オンボーディングに向いている人はざっくりと2タイプあります。1つは「相手に寄り添える人」そしてもう1つは「相手をリードできる人」です。カスタマーサクセスでは、相手を動かしていくこと、オンボーディングでは自社のオンボーディングフローに乗せていくことが求められます。相手に寄り添うことが得意でも、受け身になってしまうだけではうまく行きません。
オンボーディングに向いていない人
- 相手の状況を理解するのが苦手な人。
- 同じ相手と中長期で関係性を築いていくことが好きでない人。
- 淡々と地道に同じことを繰り返していくことが好きでない人。
オンボーディングの業務は、地道な仕事です。オンボーディング期間の目的地・ゴールは明確になるため、いかに顧客をゴールへ導いていけるかが重要になります。淡々と顧客に連絡を取り、地道にそのゴールに向かって顧客に働きかけていくことは時に機械的とも感じられるかもしれません。
また先ほど書いたように、「相手に寄り添う」だけではなく「相手をリードする」ということも大切になります。自分自身で自信を持って相手に懐に入って動かしていくということが苦手な人、受け身になりがちな人は苦戦する可能性があります。
オンボーディングの仕事をするとどんなメリットがあるか
オンボーディングでは、基本的に契約をしてくれた全ての顧客に接点を取りにいくので、良いお客様も簡単でないお客様も様々なタイプの顧客と向き合うことになります。「ロイヤルユーザーや先駆的なユーザーだけではなく、顧客にはさまざまなタイプがある」ということを理解できます。その幅広さや奥深さを理解しながら、相手に合わせた提案ができるようになるでしょう。
また、複数の顧客を抱えながらいかに効果的に顧客を動かしていくのか、その戦略や優先度を決めていくことが重要になります。

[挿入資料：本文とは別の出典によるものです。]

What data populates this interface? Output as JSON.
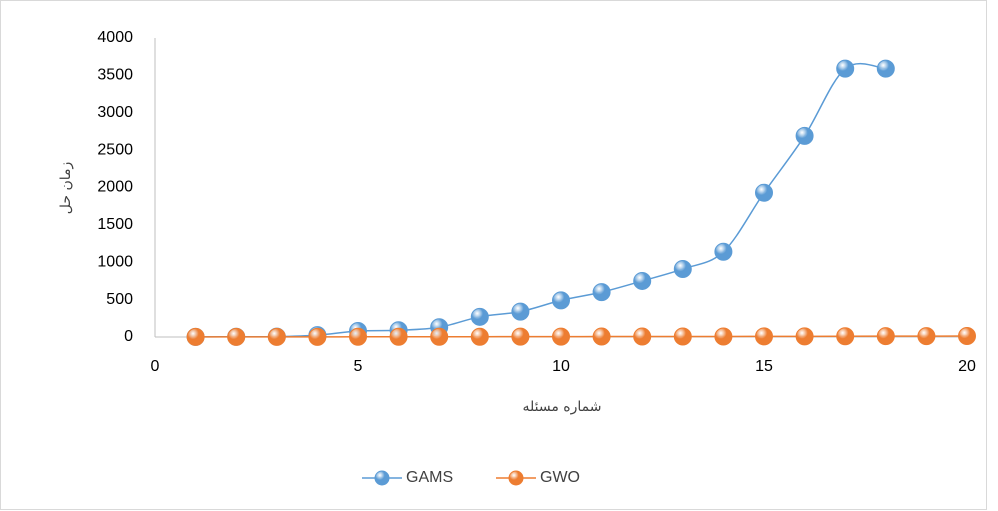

契約初期のユーザーに対して、サービスやプロダクトの価値をどのように伝えていくことができるのかを学ぶことができます。
カスタマーサクセス オンボーディングの求人例
「お申込み頂いたクライアントに対して使用前にキックオフを実施」ということが書いてあります。顧客がどういう顧客なのか、必要な情報を集めておいて、キックオフ資料を作る場合が多いです。大体何社・何顧客を自分自身が担当するのか、また毎月の新規契約数がどれくらいなのかをあらかじめ把握しておくことが大切です。
オンボーディング支援から、アップセルやクロスセルなど幅広い業務が書かれています。このような求人の場合は、自分がどこを担当してみたいかを考えておき、企業がどのポジションをより優先的に欲しいと考えているかをしっかりと把握することが大切です。
オンボーディングへのキャリアパス
オンボーディング担当になるためのキャリアパス・ルートはいくつかあります。
まず1つは、その企業の中でカスタマーサクセスマネージャー(CSM)になり、その後オンボーディングへ異動する(もしくは立ち上げる)という流れです。
そして、もう1つの方法は、ダイレクトにオンボーディングになるというキャリアパスです。カスタマーサクセス経験がなくてもオンボーディングの募集が行われていることは多いです。営業やサポート・接客などのコミュニケーションの経験があれば狙っていけるポジションです。
カスタマーサクセス未経験でオンボーディングのキャリアパスを検討する場合には、必ず転職希望先の企業の顧客やカスタマーサクセスについて理解を深めておきましょう。